1912-Mines-de-Grottacalda-Enna-Sicilia-

1912-Mines-de-Grottacalda-Enna-Sicilia-

Art.Nr.1973

Le grandi miniere di zolfo di Floristella e Grottacalda, insieme alle altre più piccole della provincia di Enna, a partire dalla fine del Settecento sono state fonte di ricchezza economica di rilevanza europea, anche se spesso a prezzo di disumano sfruttamento degli operai. La miniera difatti, seppur tutt’oggi caratterizzata da una singolare bellezza, ricorda che la storia dei minatori è la storia di uomini che hanno affrontato per secoli fatiche disumane e umiliazioni inimmaginabili, e che tutto fa parte della storia siciliana.

Operai bambini all’ingresso di una solfara nel 1899

Fino alla prima metà dell’Ottocento l’attività estrattiva era basata sul duro lavoro manuale di migliaia di scavatori, anche bambini di 6 anni, che sopportavano le tremende condizioni di lavoro in cambio di una misera paga. Luigi Pirandello illustrò tale realtà nella sua novella Ciaula scopre la luna.

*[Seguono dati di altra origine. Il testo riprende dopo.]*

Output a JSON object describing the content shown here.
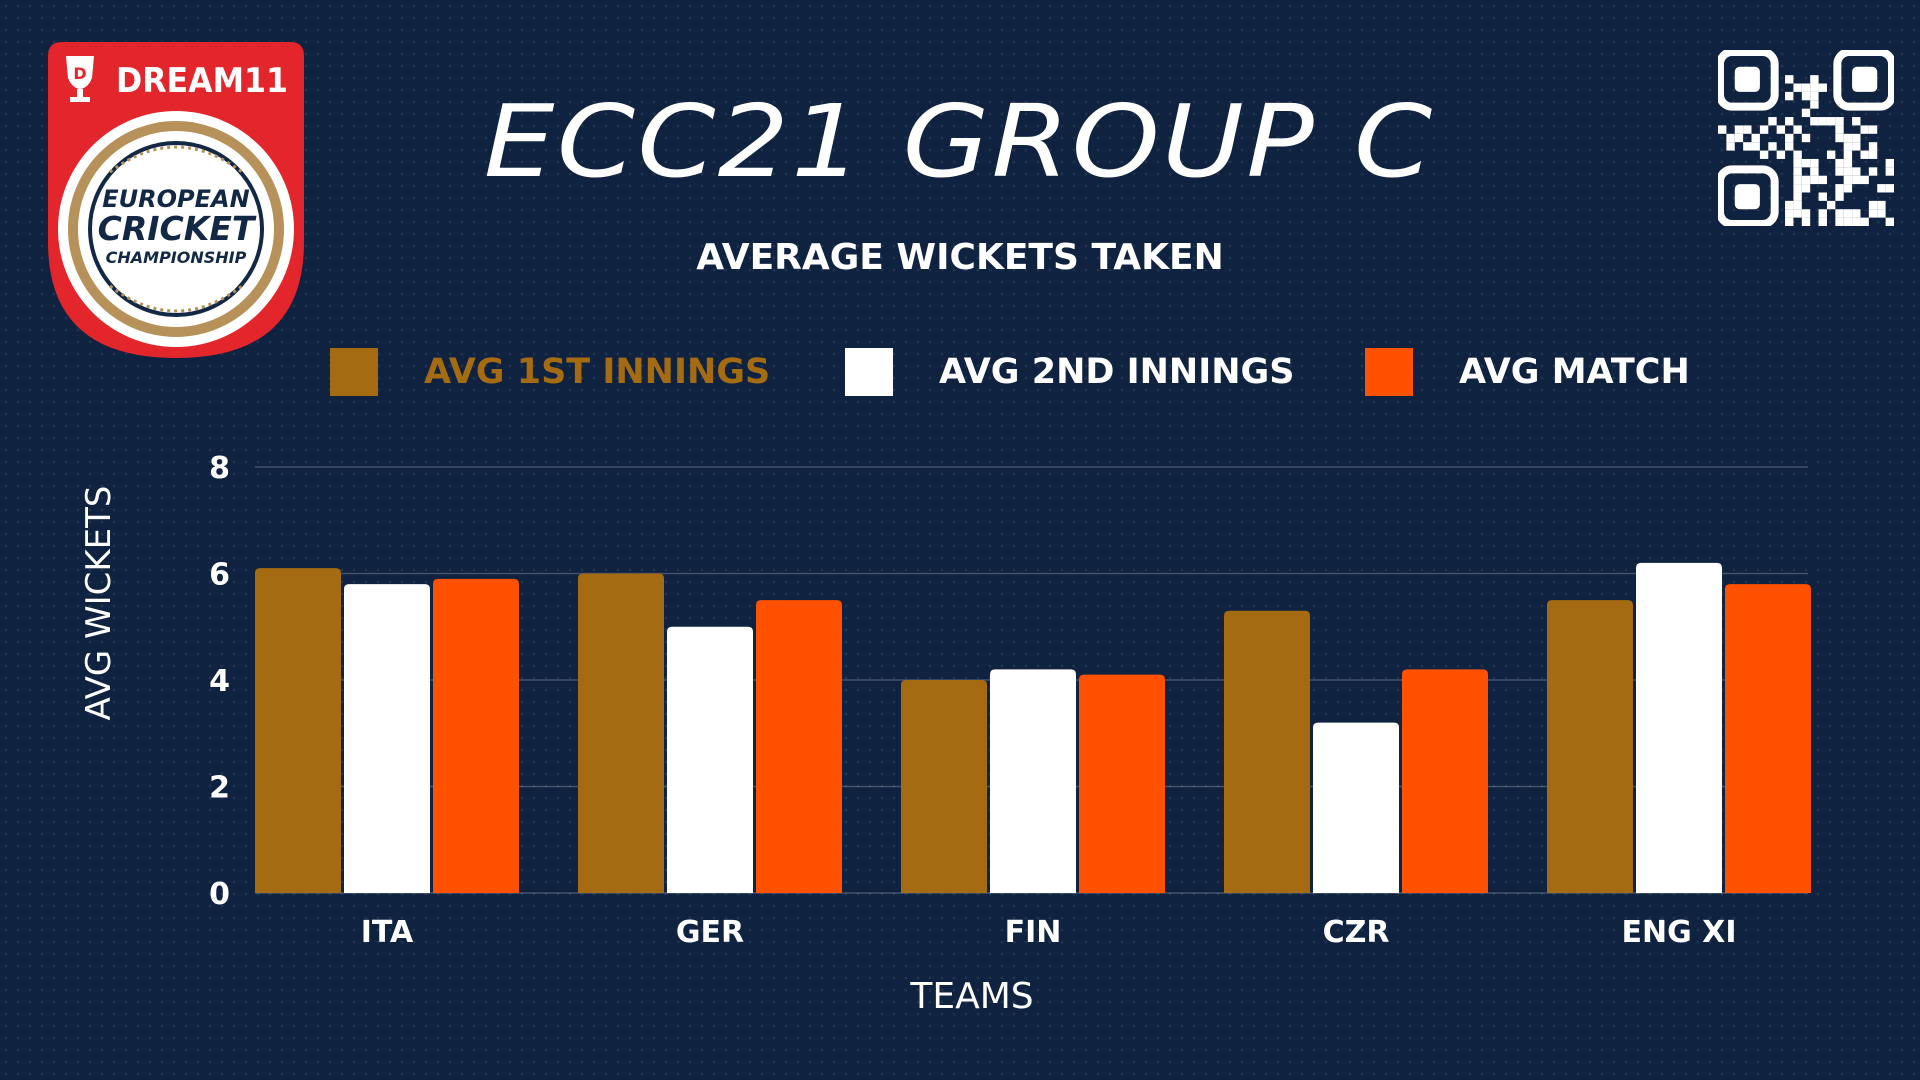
{
  "logo": {
    "brand": "DREAM11",
    "line1": "EUROPEAN",
    "line2": "CRICKET",
    "line3": "CHAMPIONSHIP"
  },
  "title": "ECC21 GROUP C",
  "subtitle": "AVERAGE WICKETS TAKEN",
  "colors": {
    "background": "#0f2240",
    "first_innings": "#a46b12",
    "second_innings": "#ffffff",
    "match": "#ff5100",
    "logo_red": "#e3262b",
    "logo_gold": "#b6925a",
    "logo_navy": "#122845"
  },
  "qr_icon": "qr-code-icon",
  "chart_data": {
    "type": "bar",
    "categories": [
      "ITA",
      "GER",
      "FIN",
      "CZR",
      "ENG XI"
    ],
    "series": [
      {
        "name": "AVG 1ST INNINGS",
        "values": [
          6.1,
          6.0,
          4.0,
          5.3,
          5.5
        ]
      },
      {
        "name": "AVG 2ND INNINGS",
        "values": [
          5.8,
          5.0,
          4.2,
          3.2,
          6.2
        ]
      },
      {
        "name": "AVG MATCH",
        "values": [
          5.9,
          5.5,
          4.1,
          4.2,
          5.8
        ]
      }
    ],
    "xlabel": "TEAMS",
    "ylabel": "AVG WICKETS",
    "ylim": [
      0,
      8
    ],
    "yticks": [
      "0",
      "2",
      "4",
      "6",
      "8"
    ],
    "grid": true,
    "legend": "top"
  }
}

Le condizioni di lavoro dei minatori migliorarono in seguito con l’evoluzione dei processi estrattivi e con l’uso delle mine. In tale contesto, Agostino Pennisi barone di Floristella, iniziò a dare un volto imprenditoriale al processo di estrazione e lavorazione dello zolfo e fece erigere un pregevole palazzo, ancor esistente, che utilizzò come dimora di famiglia e come luogo di ricerca e sperimentazione Le miniere di zolfo cominciarono ad entrare in crisi a partire dagli anni trenta, quando furono date in gabella, anche se conobbero un rilancio a causa del secondo conflitto mondiale, e lo restarono fino al 1963. Alla fine degli anni ’60 furono acquisite dalla Regione, attraverso l’Ente minerario siciliano. L’ultimo dei tre pozzi verticali fu aperto negli anni ’70.

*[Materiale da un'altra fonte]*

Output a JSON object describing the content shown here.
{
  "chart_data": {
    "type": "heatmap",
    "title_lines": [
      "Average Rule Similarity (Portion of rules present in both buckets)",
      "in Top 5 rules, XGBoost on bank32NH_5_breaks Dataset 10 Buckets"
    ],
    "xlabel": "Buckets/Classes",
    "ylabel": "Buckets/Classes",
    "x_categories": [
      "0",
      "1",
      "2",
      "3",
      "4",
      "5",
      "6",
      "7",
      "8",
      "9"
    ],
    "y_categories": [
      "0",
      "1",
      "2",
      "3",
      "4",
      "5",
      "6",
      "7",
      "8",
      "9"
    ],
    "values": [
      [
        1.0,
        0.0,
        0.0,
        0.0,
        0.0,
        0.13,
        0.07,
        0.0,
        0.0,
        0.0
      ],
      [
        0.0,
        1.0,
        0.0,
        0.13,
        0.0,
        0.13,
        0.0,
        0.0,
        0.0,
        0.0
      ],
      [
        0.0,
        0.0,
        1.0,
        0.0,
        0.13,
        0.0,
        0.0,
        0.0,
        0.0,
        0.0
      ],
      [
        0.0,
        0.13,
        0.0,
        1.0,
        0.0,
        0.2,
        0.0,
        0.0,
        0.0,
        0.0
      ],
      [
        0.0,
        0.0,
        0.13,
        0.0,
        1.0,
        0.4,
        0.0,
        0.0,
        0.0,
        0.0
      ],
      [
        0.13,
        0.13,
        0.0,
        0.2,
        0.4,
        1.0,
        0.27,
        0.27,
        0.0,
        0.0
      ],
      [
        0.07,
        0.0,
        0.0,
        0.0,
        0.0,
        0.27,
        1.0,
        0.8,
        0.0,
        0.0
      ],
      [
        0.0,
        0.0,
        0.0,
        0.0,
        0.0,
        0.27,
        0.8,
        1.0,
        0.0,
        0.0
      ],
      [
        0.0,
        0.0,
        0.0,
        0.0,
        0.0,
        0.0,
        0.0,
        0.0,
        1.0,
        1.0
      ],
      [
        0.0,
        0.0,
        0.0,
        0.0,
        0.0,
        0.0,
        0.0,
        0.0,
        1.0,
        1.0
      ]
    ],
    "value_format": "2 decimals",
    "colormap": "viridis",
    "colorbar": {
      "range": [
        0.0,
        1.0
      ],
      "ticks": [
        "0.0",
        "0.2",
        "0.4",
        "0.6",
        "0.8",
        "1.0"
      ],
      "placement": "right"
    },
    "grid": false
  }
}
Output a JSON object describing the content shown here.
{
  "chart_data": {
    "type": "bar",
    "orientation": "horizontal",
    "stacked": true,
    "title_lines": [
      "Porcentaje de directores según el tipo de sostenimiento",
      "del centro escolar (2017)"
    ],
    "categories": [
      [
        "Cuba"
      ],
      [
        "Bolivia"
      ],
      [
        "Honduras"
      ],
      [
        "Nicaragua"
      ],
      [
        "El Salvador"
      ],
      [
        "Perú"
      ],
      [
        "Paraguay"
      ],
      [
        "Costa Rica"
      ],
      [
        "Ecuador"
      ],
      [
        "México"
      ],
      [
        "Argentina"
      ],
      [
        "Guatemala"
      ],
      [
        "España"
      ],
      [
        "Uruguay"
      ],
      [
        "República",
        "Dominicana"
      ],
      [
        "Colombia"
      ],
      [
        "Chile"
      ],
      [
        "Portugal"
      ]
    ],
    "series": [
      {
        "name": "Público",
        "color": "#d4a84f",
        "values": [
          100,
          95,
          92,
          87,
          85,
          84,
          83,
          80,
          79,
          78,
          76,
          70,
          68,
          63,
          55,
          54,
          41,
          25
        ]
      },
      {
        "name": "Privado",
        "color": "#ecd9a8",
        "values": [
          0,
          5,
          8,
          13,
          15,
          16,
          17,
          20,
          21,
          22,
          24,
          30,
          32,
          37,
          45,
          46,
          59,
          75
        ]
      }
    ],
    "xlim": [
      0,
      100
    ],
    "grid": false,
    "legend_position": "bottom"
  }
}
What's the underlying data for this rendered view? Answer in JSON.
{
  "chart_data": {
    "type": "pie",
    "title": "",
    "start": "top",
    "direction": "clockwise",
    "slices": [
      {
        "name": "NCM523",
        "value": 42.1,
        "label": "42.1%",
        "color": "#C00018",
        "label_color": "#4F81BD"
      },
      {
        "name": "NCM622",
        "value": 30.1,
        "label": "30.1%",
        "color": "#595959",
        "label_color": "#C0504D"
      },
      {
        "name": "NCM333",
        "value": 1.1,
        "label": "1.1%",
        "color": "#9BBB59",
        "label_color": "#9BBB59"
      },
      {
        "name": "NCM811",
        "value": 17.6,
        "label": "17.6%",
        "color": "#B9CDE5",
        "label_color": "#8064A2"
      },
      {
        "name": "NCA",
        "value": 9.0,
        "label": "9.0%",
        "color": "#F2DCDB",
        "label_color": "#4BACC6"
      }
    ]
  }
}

L’attività estrattiva però cessò definitivamente la produzione nel 1986 Seguì un lungo periodo di abbandono di tutte le strutture fino alla soglia degli anni novanta. L’area del complesso minerario era inoltre interamente attraversata dalla ferrovia Dittaino-Piazza Armerina-Caltagirone che vi aveva diverse stazioni; questa venne chiusa e rapidamente smantellata all’inizio degli anni 70.La miniera di Grottacalda durante la sua attività ospitava un gran numero di minatori. Ne sono testimonianza i ruderi dei caseggiati e delle officine e capannoni necessari all’attività mineraria, ancora visibili nel sito.

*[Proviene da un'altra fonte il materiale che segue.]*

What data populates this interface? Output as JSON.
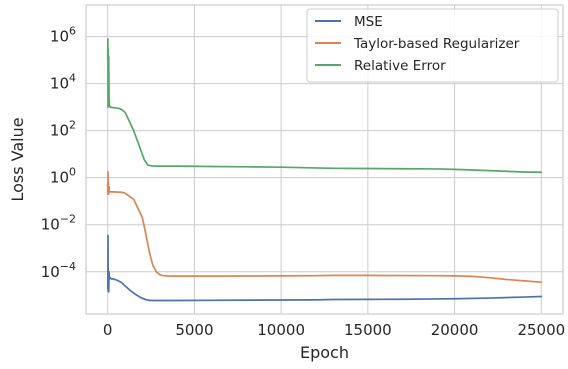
{
  "chart_data": {
    "type": "line",
    "title": "",
    "xlabel": "Epoch",
    "ylabel": "Loss Value",
    "xlim": [
      -1250,
      26250
    ],
    "ylim": [
      1.6e-06,
      22000000.0
    ],
    "yscale": "log",
    "grid": true,
    "legend_position": "top-right",
    "xticks": [
      0,
      5000,
      10000,
      15000,
      20000,
      25000
    ],
    "xtick_labels": [
      "0",
      "5000",
      "10000",
      "15000",
      "20000",
      "25000"
    ],
    "yticks": [
      0.0001,
      0.01,
      1,
      100,
      10000,
      1000000
    ],
    "ytick_labels": [
      {
        "base": "10",
        "exp": "−4"
      },
      {
        "base": "10",
        "exp": "−2"
      },
      {
        "base": "10",
        "exp": "0"
      },
      {
        "base": "10",
        "exp": "2"
      },
      {
        "base": "10",
        "exp": "4"
      },
      {
        "base": "10",
        "exp": "6"
      }
    ],
    "series": [
      {
        "name": "MSE",
        "color": "#4c72b0",
        "x": [
          0,
          10,
          20,
          30,
          45,
          60,
          80,
          100,
          150,
          200,
          300,
          500,
          800,
          1000,
          1300,
          1600,
          1900,
          2200,
          2500,
          3000,
          4000,
          6000,
          8000,
          10000,
          12000,
          13000,
          15000,
          17000,
          19000,
          20000,
          22000,
          24000,
          25000
        ],
        "y": [
          2e-05,
          2e-05,
          0.0035,
          1.5e-05,
          8e-05,
          1.4e-05,
          0.0001,
          5e-05,
          5.5e-05,
          5e-05,
          5e-05,
          4.5e-05,
          3.5e-05,
          2.5e-05,
          1.6e-05,
          1.1e-05,
          8e-06,
          6.5e-06,
          6e-06,
          6e-06,
          6e-06,
          6.1e-06,
          6.2e-06,
          6.3e-06,
          6.4e-06,
          6.6e-06,
          6.7e-06,
          6.8e-06,
          7e-06,
          7.1e-06,
          7.6e-06,
          8.4e-06,
          8.9e-06
        ]
      },
      {
        "name": "Taylor-based Regularizer",
        "color": "#dd8452",
        "x": [
          0,
          10,
          20,
          30,
          45,
          60,
          80,
          100,
          150,
          300,
          800,
          1000,
          1500,
          2000,
          2200,
          2400,
          2600,
          2800,
          3000,
          3200,
          3400,
          4000,
          6000,
          8000,
          10000,
          12000,
          13000,
          15000,
          17000,
          19000,
          20000,
          21000,
          22000,
          23000,
          24000,
          25000
        ],
        "y": [
          0.5,
          0.2,
          1.8,
          0.2,
          0.6,
          0.2,
          0.4,
          0.26,
          0.25,
          0.25,
          0.24,
          0.22,
          0.12,
          0.02,
          0.004,
          0.0007,
          0.00019,
          0.0001,
          7.5e-05,
          6.8e-05,
          6.6e-05,
          6.5e-05,
          6.5e-05,
          6.6e-05,
          6.7e-05,
          6.8e-05,
          7e-05,
          7e-05,
          6.9e-05,
          6.8e-05,
          6.7e-05,
          6.4e-05,
          5.6e-05,
          4.7e-05,
          4.1e-05,
          3.6e-05
        ]
      },
      {
        "name": "Relative Error",
        "color": "#55a868",
        "x": [
          0,
          10,
          20,
          30,
          45,
          60,
          80,
          100,
          150,
          300,
          600,
          800,
          1000,
          1200,
          1500,
          1800,
          2100,
          2300,
          2500,
          2700,
          3000,
          4000,
          6000,
          8000,
          10000,
          12000,
          13000,
          15000,
          17000,
          19000,
          20000,
          22000,
          24000,
          25000
        ],
        "y": [
          100000,
          800000,
          1000,
          300000,
          2000,
          150000,
          3000,
          1200,
          1000,
          950,
          900,
          800,
          600,
          300,
          100,
          25,
          6,
          3.5,
          3.2,
          3.1,
          3.1,
          3.1,
          3.0,
          2.9,
          2.8,
          2.6,
          2.5,
          2.45,
          2.4,
          2.35,
          2.25,
          2.0,
          1.75,
          1.7
        ]
      }
    ]
  }
}
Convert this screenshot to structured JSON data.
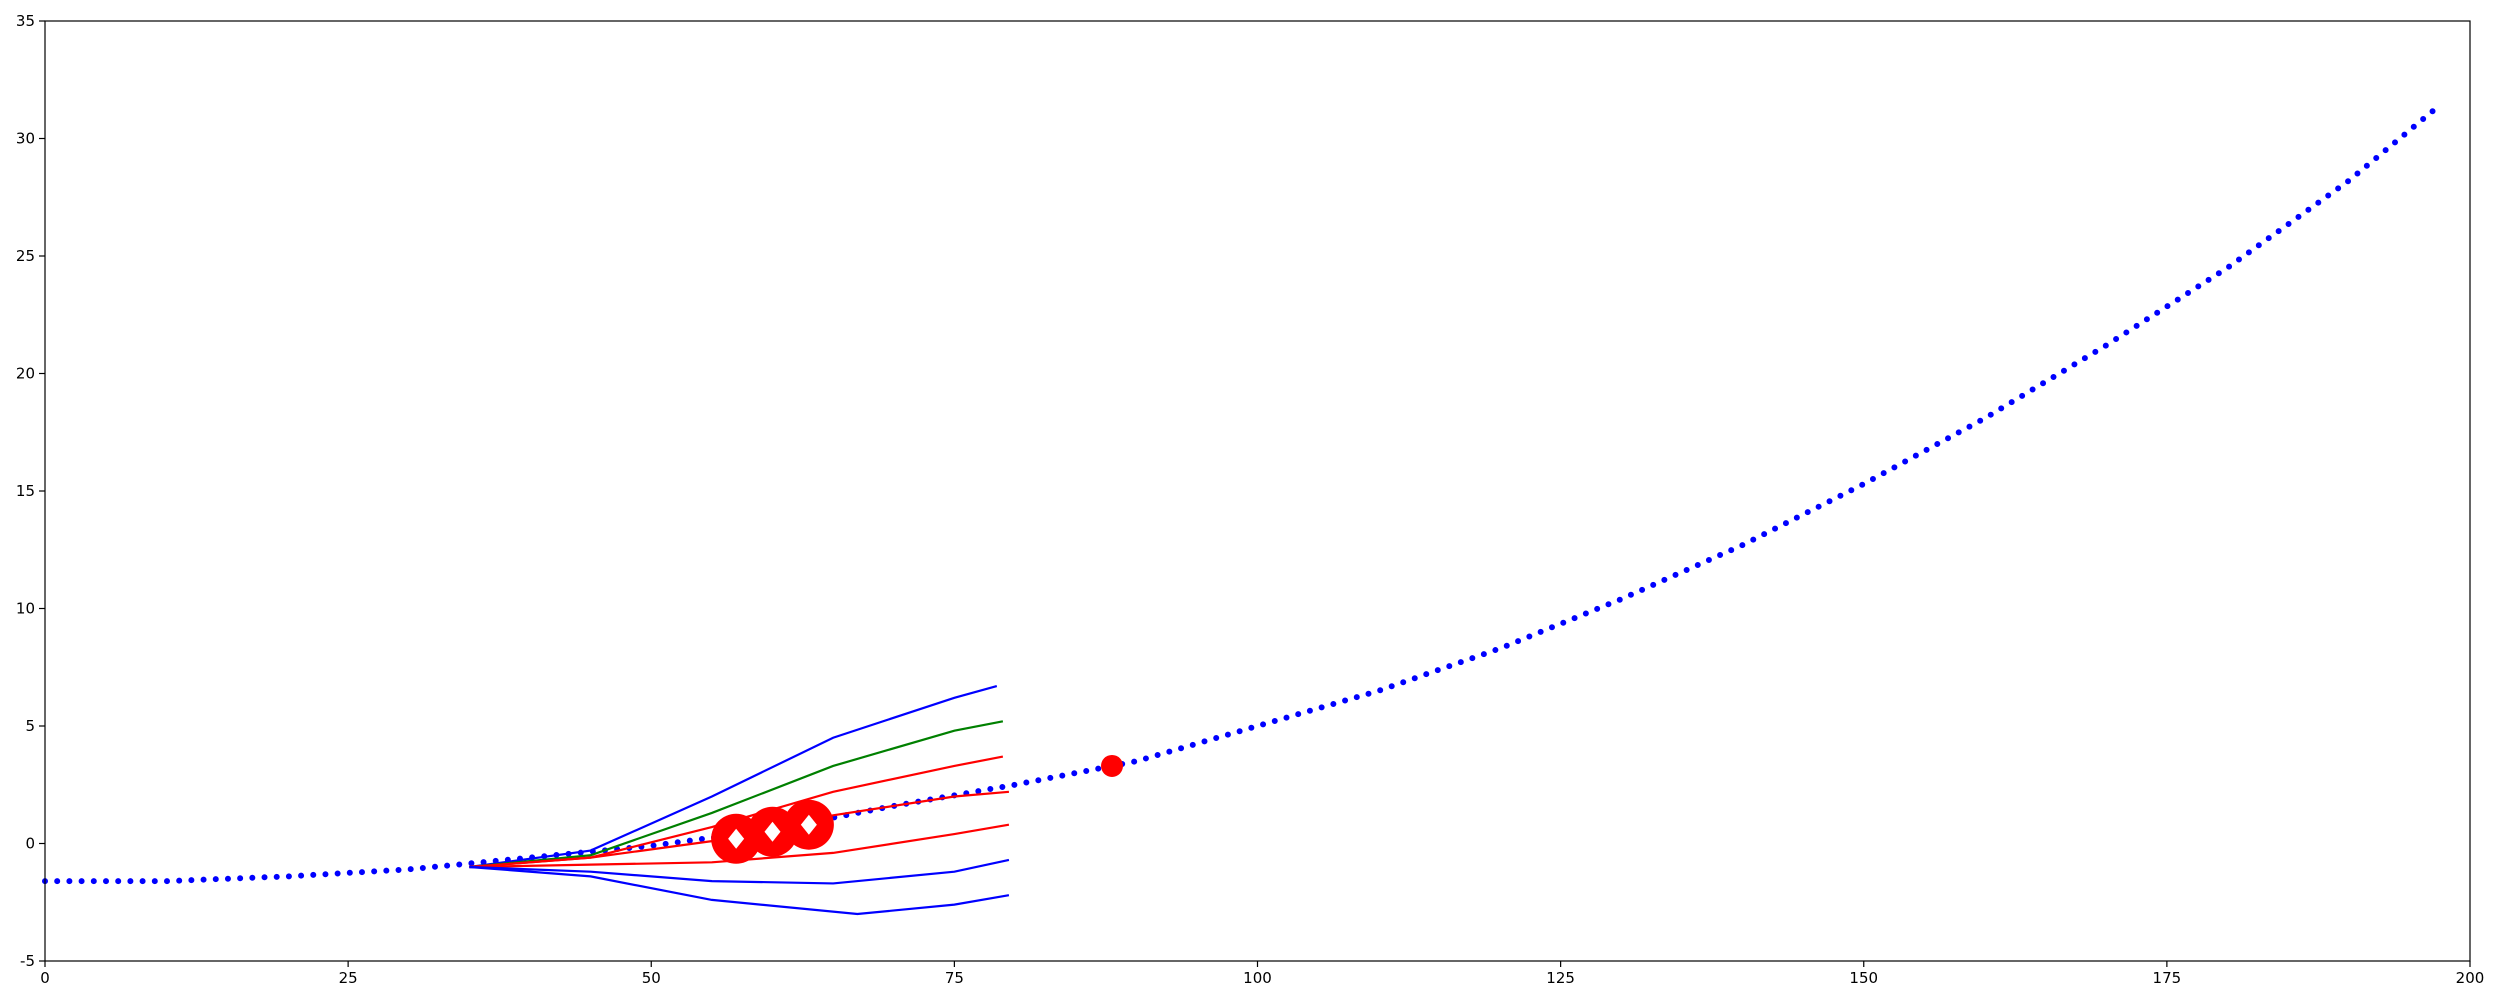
{
  "chart_data": {
    "type": "line",
    "xlim": [
      0,
      200
    ],
    "xticks": [
      0,
      25,
      50,
      75,
      100,
      125,
      150,
      175,
      200
    ],
    "ylim": [
      -5,
      35
    ],
    "yticks": [
      -5,
      0,
      5,
      10,
      15,
      20,
      25,
      30,
      35
    ],
    "series": [
      {
        "color": "#0000ff",
        "style": "dotted",
        "x": [
          0,
          10,
          20,
          30,
          40,
          50,
          60,
          70,
          80,
          90,
          100,
          110,
          120,
          130,
          140,
          150,
          160,
          170,
          180,
          190,
          197
        ],
        "values": [
          -1.6,
          -1.6,
          -1.4,
          -1.1,
          -0.6,
          -0.1,
          0.6,
          1.6,
          2.5,
          3.5,
          5.0,
          6.5,
          8.3,
          10.4,
          12.7,
          15.3,
          18.1,
          21.2,
          24.5,
          28.2,
          31.2
        ]
      },
      {
        "color": "#0000ff",
        "style": "solid",
        "x": [
          35,
          45,
          55,
          65,
          75,
          78.5
        ],
        "values": [
          -1,
          -0.3,
          2.0,
          4.5,
          6.2,
          6.7
        ]
      },
      {
        "color": "#008000",
        "style": "solid",
        "x": [
          35,
          45,
          55,
          65,
          75,
          79
        ],
        "values": [
          -1,
          -0.5,
          1.3,
          3.3,
          4.8,
          5.2
        ]
      },
      {
        "color": "#ff0000",
        "style": "solid",
        "x": [
          35,
          45,
          55,
          65,
          75,
          79
        ],
        "values": [
          -1,
          -0.6,
          0.7,
          2.2,
          3.3,
          3.7
        ]
      },
      {
        "color": "#ff0000",
        "style": "solid",
        "x": [
          35,
          45,
          55,
          65,
          75,
          79.5
        ],
        "values": [
          -1,
          -0.6,
          0.1,
          1.2,
          2.0,
          2.2
        ]
      },
      {
        "color": "#ff0000",
        "style": "solid",
        "x": [
          35,
          45,
          55,
          65,
          75,
          79.5
        ],
        "values": [
          -1,
          -0.9,
          -0.8,
          -0.4,
          0.4,
          0.8
        ]
      },
      {
        "color": "#0000ff",
        "style": "solid",
        "x": [
          35,
          45,
          55,
          65,
          75,
          79.5
        ],
        "values": [
          -1,
          -1.2,
          -1.6,
          -1.7,
          -1.2,
          -0.7
        ]
      },
      {
        "color": "#0000ff",
        "style": "solid",
        "x": [
          35,
          45,
          55,
          67,
          75,
          79.5
        ],
        "values": [
          -1,
          -1.4,
          -2.4,
          -3.0,
          -2.6,
          -2.2
        ]
      },
      {
        "color": "#ff0000",
        "style": "obstacle",
        "x": [
          57,
          60,
          63
        ],
        "values": [
          0.2,
          0.5,
          0.8
        ]
      },
      {
        "color": "#ff0000",
        "style": "point",
        "x": [
          88
        ],
        "values": [
          3.3
        ]
      }
    ]
  }
}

Della parte ipogeica della miniera sopravvivono tantissime bocche di pozzi di aerazione e di piani inclinati per le più primitive vie di accesso ed anche con i più moderni ascensori verticali azionati mediante gli argani elettrici o a vapore muniti di grandi strutture in legno e metallo.

Fanno da corollario alla zona mineraria, la masseria Roba Grande, un vero e proprio villaggio con corte al centro e cappella e la dismessa stazione ferroviaria di Grottacalda della linea Dittaino-Piazza Armerina.